UPDATE: There’s still unease even though SAG and AFTRA rescinded the order to stop its actor members from working on The Hobbit because of a request from sister union New Zealand Actors Equity. The labor settlement doesn’t mean Peter Jackson will move the pictures back to the New Zealand locations that are home to Mordor, Minas Tirith, Isengard, and other Middle Earth locales. Because of all the hard feelings that the local unions created, Warner Bros has been exploring other options, and while Jackson will have a say, the studio could decide to make a move if it gets a better deal someplace else. Now New Zealand prime minister John Key is reaching out for a meeting with Warner Bros to try and keep the films from shooting in another country.
Peter Jackson and his partner Fran Walsh were clearly furious about the aggressive tactics used by the New Zealand Actors Equity and the Australian Media Entertainment and Arts Alliance. Yesterday, between 1,000 and 15,000 technicians and actors opposed to Equity’s actions picketed Equity headquarters last night, and moved that protest to Parliament. Polls conducted by local TV stations and newspapers in New Zealand showed little support for the union tactic, and high level ministers in government came out in support of Jackson. I’d say it’s unlikely that the films actually leave New Zealand. Jackson’s visual effects headquarters and stages were built there using Lord Of The Rings trilogy money. But clearly this is serious stuff. He and Walsh issued this incendiary release last night, before the unions tried to bring the agitation to a halt:
WELLINGTON – Thursday, 21 October 2010: The lifting of the blacklist on The Hobbit does nothing to help the films stay in New Zealand. The damage inflicted on our film industry by NZ Equity/MEAA is long since done.

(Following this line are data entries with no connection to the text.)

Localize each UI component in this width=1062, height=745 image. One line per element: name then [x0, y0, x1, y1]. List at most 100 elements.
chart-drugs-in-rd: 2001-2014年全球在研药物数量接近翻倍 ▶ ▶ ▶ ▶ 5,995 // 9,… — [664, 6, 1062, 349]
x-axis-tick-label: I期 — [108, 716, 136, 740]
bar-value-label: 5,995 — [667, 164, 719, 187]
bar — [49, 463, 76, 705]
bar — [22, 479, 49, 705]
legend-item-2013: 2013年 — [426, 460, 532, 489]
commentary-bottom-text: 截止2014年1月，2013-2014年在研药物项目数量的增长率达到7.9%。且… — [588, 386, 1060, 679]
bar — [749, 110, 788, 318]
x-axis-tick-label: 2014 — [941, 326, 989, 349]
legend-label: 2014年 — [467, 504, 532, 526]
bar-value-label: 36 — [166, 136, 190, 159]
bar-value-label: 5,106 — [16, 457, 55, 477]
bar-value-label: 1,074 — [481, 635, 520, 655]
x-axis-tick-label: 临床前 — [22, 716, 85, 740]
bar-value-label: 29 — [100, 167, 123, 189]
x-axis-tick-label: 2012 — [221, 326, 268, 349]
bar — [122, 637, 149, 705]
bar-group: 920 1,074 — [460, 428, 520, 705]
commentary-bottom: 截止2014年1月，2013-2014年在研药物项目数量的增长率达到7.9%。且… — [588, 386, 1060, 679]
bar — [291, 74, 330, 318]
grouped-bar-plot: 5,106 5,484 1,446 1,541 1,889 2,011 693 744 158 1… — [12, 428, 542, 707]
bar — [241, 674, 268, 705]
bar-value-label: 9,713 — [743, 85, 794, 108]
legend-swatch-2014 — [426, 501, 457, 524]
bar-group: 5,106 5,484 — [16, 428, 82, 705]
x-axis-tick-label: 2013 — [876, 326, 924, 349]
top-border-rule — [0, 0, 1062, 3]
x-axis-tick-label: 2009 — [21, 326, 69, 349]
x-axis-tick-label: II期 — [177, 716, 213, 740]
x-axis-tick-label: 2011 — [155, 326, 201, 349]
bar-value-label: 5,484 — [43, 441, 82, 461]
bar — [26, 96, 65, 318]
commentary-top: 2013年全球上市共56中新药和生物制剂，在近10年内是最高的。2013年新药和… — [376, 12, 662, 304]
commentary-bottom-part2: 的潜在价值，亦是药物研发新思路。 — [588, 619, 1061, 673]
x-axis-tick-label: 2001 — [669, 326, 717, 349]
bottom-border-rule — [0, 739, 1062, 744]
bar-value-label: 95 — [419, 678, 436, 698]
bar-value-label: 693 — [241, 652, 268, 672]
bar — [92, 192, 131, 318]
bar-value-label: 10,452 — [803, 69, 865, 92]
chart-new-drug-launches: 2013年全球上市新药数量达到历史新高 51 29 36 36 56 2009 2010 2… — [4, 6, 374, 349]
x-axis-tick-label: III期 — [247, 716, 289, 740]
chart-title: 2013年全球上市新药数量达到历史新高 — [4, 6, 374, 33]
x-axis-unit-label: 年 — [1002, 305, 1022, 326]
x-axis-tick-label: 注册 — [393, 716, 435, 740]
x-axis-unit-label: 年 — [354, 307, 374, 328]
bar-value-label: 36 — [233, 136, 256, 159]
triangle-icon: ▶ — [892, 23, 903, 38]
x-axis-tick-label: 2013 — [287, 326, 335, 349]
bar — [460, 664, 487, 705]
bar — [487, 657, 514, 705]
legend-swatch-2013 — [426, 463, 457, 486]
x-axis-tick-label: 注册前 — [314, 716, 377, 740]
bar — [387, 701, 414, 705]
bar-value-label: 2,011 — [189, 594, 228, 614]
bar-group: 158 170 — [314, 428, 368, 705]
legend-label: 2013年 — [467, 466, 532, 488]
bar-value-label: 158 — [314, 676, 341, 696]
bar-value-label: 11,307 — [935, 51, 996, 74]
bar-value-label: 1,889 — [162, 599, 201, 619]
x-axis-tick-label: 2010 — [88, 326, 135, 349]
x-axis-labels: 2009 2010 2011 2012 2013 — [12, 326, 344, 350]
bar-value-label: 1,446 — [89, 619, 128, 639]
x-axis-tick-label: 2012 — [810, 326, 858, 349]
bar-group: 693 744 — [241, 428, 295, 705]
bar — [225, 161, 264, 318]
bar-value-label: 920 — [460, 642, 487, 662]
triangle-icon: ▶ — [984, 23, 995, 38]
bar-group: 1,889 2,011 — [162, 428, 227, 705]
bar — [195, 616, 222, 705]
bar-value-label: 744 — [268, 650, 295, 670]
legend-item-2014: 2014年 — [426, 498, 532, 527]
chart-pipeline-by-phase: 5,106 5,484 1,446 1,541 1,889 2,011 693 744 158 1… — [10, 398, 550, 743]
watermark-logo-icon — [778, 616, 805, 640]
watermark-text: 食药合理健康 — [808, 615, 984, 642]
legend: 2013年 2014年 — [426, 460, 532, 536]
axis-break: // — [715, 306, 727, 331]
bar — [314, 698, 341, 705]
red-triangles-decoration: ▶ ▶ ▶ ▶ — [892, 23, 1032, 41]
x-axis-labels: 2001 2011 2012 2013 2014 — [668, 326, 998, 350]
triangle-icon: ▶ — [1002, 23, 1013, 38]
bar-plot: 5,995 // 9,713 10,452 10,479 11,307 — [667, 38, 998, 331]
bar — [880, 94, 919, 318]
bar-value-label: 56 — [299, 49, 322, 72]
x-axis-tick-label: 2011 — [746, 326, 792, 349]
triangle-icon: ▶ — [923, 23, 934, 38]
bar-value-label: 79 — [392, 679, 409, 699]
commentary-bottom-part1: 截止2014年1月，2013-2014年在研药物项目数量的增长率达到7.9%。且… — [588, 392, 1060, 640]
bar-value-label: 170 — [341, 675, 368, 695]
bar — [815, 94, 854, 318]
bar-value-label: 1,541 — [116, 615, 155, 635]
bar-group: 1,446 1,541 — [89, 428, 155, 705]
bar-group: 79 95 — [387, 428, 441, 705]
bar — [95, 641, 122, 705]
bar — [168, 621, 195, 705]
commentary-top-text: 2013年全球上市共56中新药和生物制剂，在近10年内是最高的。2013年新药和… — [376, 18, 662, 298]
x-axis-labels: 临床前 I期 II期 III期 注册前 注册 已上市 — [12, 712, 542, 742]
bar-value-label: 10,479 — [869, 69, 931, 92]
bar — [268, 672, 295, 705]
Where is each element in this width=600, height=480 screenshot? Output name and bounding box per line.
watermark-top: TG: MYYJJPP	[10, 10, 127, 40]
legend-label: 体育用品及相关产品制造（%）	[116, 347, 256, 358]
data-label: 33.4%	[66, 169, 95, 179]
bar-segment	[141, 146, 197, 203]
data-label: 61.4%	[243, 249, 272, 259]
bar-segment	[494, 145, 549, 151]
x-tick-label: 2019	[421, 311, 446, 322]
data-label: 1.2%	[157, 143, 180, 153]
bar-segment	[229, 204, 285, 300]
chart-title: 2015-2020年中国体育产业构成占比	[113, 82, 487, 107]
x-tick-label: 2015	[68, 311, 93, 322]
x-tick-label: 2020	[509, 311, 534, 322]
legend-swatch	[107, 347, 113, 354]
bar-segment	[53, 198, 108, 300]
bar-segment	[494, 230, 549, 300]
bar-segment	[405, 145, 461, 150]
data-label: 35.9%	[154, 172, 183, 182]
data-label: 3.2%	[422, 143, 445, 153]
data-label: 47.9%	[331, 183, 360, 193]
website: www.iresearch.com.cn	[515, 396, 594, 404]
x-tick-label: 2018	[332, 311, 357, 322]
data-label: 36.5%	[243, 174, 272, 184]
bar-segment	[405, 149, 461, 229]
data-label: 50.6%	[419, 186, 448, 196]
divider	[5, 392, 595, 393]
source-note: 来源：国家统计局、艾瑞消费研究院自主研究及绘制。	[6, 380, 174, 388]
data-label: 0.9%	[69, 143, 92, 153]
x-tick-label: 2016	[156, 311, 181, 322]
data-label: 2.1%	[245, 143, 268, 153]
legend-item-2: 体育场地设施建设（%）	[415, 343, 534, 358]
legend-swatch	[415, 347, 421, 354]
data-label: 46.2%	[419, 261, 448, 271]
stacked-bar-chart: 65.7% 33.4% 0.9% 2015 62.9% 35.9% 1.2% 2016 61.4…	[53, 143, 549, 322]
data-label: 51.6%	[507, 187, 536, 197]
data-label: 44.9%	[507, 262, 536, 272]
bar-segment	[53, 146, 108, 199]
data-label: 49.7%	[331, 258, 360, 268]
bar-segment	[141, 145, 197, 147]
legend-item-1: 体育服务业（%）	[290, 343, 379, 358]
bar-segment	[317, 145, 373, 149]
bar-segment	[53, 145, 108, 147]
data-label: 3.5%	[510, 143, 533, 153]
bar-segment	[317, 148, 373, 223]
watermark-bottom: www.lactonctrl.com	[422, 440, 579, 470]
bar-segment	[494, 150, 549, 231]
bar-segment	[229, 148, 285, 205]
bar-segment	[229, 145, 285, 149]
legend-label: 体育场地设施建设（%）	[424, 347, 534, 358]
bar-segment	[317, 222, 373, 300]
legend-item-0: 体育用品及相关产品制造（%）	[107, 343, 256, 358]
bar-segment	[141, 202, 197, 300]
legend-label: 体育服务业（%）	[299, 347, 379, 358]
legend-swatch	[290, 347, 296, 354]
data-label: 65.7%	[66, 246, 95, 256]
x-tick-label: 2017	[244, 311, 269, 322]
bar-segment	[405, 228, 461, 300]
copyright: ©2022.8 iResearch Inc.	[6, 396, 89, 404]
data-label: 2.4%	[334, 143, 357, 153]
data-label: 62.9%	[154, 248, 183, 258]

Next week Warners are coming down to NZ to make arrangements to move the production off-shore. It appears we now cannot make films in our own country – even when substantial financing is available.
The spectacle of NZ Actors’ Equity suddenly cancelling their Wellington meeting, because film workers wanted to express to them their concern at losing The Hobbit, exemplifies the pure gutlessness of this small, self-centred group. They don’t appear to care about the repurcussions of their actions on others, nor are they prepared to take responsibility for decisions made in their name. NZ Equity constantly refer to ‘good faith’ discussions but they have never acted in good faith towards our film.